В любом случае три маски, имевшиеся у нас, мы отдавали женщинам, причем только тем, которые совсем не могли переносить этот запах, остальные терпели и смирялись со своим положением. Смирялся и я и терпел, только вот пока мне это еще не казалось таким уж страшным, я просто еще не знал, что будет дальше и как будет реагировать организм на подобный эксперимент над ним.

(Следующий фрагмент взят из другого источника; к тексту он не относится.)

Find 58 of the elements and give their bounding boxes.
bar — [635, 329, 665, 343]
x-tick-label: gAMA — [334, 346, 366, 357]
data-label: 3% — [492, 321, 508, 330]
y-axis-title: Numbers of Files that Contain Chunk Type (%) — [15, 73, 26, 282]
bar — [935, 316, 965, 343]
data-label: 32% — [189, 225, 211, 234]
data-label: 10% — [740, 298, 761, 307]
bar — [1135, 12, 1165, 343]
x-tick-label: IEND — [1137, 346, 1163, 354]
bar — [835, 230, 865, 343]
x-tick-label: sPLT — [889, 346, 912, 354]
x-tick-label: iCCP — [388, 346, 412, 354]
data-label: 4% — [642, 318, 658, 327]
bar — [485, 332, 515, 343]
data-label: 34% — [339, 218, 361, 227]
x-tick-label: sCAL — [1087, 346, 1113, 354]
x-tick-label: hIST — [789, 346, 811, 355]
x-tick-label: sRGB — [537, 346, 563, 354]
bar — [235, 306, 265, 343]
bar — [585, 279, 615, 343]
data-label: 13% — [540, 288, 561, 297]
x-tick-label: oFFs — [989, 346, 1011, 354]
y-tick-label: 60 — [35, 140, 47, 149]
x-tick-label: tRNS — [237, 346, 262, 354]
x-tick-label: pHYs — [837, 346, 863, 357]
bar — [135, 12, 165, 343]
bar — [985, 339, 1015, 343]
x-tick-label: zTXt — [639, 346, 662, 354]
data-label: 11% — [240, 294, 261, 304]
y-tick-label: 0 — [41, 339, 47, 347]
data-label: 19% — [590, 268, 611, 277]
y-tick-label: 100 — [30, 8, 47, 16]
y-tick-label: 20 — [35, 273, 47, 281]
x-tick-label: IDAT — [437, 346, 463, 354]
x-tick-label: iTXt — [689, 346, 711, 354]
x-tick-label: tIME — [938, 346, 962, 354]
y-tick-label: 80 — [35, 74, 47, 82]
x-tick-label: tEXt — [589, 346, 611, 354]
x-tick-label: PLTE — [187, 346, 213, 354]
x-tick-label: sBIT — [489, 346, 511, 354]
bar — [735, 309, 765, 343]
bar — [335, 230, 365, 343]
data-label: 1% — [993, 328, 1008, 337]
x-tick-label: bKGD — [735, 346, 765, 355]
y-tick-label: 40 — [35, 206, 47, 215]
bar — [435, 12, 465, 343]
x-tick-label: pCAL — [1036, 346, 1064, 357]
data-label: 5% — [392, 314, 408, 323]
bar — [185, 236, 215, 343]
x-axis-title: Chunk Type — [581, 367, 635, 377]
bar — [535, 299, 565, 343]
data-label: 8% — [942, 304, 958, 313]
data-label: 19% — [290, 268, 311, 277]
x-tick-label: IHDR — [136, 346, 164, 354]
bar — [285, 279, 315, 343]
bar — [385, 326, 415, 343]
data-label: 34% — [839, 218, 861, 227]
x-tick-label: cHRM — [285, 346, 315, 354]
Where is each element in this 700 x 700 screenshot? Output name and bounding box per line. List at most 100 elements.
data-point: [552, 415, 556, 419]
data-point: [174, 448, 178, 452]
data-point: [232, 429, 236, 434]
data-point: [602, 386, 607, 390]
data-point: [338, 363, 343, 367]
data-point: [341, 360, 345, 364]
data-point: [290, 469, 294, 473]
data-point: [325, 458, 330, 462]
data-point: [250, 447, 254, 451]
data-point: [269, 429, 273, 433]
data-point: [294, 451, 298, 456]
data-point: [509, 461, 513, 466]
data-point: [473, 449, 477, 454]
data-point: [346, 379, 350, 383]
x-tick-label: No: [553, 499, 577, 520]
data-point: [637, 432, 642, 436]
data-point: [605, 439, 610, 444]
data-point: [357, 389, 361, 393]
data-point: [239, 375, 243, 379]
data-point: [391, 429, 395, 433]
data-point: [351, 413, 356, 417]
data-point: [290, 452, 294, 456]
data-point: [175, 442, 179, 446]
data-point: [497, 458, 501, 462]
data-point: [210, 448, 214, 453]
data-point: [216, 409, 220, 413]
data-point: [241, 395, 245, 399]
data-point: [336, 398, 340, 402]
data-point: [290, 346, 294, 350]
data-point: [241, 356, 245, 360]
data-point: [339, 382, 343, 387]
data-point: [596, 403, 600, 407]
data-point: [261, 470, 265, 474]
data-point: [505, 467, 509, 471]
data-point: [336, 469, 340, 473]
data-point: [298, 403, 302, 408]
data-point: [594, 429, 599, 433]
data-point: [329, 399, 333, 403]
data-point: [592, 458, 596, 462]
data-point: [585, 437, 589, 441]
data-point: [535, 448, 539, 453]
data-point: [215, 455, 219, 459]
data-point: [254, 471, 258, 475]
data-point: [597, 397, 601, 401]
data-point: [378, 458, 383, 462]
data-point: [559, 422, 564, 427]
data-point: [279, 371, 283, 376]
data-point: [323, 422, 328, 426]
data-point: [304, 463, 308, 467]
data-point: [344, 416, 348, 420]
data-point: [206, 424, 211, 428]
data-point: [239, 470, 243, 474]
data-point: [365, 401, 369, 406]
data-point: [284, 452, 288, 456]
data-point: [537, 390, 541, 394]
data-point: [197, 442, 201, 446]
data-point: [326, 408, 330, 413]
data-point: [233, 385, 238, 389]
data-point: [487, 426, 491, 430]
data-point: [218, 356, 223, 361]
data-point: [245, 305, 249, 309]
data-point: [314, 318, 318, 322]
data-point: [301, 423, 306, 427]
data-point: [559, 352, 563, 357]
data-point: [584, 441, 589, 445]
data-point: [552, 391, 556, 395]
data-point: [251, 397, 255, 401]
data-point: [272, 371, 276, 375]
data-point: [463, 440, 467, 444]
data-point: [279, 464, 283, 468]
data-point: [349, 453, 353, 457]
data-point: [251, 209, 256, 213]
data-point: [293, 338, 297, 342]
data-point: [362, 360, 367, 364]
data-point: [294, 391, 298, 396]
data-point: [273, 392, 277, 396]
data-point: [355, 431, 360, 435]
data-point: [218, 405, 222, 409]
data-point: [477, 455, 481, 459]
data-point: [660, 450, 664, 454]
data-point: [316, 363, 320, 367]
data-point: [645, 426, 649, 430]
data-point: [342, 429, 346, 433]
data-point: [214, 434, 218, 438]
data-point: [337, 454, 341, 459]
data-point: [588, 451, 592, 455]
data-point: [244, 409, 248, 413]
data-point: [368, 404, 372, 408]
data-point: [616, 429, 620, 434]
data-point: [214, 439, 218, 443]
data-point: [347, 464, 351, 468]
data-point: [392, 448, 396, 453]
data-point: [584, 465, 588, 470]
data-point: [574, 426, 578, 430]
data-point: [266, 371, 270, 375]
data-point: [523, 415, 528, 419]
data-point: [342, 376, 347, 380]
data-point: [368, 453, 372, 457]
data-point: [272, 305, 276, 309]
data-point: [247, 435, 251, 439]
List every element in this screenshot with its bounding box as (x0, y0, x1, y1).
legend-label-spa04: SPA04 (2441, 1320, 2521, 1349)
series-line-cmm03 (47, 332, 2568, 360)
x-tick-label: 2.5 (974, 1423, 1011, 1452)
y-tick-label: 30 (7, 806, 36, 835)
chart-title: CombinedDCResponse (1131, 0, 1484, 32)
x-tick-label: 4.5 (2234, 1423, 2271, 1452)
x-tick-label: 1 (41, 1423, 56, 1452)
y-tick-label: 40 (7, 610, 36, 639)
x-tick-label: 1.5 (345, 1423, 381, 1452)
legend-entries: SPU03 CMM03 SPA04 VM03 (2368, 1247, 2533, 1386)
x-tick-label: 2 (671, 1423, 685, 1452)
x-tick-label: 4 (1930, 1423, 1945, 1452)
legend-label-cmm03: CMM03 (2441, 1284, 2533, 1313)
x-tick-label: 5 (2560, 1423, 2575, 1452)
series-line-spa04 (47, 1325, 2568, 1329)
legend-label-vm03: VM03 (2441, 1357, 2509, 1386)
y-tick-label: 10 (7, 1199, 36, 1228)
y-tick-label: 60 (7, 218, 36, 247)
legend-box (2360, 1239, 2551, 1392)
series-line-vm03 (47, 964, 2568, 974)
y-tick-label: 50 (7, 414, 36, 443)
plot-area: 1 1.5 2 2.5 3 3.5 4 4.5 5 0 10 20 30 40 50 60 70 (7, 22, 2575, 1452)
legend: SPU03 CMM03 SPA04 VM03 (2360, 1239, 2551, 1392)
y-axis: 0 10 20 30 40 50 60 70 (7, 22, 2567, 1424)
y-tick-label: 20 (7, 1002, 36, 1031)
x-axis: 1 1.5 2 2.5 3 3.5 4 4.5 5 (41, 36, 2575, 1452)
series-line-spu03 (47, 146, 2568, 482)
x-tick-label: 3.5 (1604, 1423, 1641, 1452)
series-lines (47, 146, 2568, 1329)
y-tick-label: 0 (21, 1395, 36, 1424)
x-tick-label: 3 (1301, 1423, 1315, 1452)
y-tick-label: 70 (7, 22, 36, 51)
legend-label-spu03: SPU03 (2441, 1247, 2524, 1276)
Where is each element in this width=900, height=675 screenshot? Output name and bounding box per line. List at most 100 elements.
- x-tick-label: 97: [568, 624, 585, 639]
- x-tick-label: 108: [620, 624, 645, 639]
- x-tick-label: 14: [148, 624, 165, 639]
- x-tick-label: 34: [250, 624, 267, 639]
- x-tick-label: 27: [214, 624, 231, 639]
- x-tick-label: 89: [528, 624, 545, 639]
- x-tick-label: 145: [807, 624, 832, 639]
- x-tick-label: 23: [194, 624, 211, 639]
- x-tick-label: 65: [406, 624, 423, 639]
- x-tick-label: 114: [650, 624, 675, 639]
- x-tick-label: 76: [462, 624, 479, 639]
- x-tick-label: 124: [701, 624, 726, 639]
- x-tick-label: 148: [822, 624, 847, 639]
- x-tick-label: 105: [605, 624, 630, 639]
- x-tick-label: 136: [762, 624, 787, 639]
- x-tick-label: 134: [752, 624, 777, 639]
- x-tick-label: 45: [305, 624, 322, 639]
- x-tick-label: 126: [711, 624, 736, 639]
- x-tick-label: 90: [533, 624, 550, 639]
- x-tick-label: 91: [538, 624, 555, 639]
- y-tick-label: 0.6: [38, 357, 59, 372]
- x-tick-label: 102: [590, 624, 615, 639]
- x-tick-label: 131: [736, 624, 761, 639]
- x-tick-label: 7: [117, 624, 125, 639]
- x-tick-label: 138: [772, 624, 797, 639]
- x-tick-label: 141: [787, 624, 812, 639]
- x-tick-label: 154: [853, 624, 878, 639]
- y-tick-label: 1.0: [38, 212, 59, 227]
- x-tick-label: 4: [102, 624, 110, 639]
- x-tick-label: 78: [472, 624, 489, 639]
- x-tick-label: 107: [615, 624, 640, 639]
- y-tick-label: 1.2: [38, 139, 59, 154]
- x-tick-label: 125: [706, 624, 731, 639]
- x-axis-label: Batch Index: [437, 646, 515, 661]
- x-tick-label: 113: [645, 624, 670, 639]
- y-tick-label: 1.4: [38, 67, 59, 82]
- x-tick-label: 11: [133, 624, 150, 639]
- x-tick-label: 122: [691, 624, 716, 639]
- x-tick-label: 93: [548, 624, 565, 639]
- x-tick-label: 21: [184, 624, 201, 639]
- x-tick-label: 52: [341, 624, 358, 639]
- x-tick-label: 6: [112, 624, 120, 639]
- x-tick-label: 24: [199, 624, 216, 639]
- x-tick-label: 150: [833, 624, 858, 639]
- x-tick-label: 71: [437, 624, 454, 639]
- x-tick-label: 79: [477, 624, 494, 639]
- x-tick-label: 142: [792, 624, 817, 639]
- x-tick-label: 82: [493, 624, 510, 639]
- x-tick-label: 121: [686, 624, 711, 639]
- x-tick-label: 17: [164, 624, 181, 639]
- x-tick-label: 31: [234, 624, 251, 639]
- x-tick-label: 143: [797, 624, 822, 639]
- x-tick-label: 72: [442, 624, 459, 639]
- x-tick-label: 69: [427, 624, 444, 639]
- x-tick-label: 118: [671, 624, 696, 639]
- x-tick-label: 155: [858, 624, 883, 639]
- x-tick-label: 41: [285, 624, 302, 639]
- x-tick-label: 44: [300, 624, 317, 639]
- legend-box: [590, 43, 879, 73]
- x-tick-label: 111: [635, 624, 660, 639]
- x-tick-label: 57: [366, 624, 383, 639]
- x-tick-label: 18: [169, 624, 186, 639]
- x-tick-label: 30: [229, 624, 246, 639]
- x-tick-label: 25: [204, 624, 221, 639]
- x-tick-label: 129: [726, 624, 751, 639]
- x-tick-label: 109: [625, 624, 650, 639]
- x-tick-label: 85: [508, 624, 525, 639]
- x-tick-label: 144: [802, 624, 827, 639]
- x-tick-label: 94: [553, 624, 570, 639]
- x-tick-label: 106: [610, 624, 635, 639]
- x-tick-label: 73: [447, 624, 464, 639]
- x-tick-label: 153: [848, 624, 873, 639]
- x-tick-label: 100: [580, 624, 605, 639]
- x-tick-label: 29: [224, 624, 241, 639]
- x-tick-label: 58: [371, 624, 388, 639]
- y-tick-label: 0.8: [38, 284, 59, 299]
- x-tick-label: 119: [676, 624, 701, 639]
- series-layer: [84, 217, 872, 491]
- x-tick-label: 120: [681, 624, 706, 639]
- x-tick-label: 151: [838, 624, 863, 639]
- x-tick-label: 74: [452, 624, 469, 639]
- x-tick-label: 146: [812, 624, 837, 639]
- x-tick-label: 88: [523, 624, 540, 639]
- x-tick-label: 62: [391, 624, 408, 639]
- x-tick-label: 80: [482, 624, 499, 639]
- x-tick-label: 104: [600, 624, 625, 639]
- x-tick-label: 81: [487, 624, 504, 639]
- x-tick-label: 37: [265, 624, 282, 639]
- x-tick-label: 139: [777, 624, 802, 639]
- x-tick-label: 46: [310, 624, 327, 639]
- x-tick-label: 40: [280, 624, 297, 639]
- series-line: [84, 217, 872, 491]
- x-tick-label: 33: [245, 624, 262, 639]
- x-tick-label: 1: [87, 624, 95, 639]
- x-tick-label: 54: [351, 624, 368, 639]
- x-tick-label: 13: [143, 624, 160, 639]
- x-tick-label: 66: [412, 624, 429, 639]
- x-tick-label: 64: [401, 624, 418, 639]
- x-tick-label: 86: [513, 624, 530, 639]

Десятки наполненных скипидаром с краской ведер распространяли такую вонь (иного слова просто не подобрать), что от нее слезились глаза, и через несколько минут в горле начинало першить, появлялся кашель и легкое головокружение. Особенно сильный запах был во время обмакивания больших театральных кистей в ведро с краской и нанесения ее на лежащие под ногами доски. Через несколько часов начинаешь привыкать к таким условиям, но стоит ненадолго отойти от эпицентра, которым на несколько недель стал наш цех, начинало казаться, что попадаешь в совершенно другой мир, и вот уже ты начинаешь распространять этот едкий запах повсюду вокруг себя. Стоило выйти из помещения и сесть в лифт, как тут же все, кто в нем находился, начинали морщить носы и задавать кучу вопросов, а мне хотелось лишь послать их к чертовой матери, потому что не было сил реагировать на их шуточки, казавшиеся им смешными. Запах въедался в волосы, в кожу, в одежду, причем не только рабочую, но и ту, в которой мы приходили, – она висела в шкафчиках, но этой дрянью были пропитаны все 300 квадратных метров нашего цеха. Когда я ехал в метро, я замечал, как от меня пахнет скипидаром, я не мог отмыть руки, казалось, сама кожа источает этот запах. Открывая дома сумку, с которой я хожу на работу, я чувствовал пары сипидара, накопившимися там за весь день.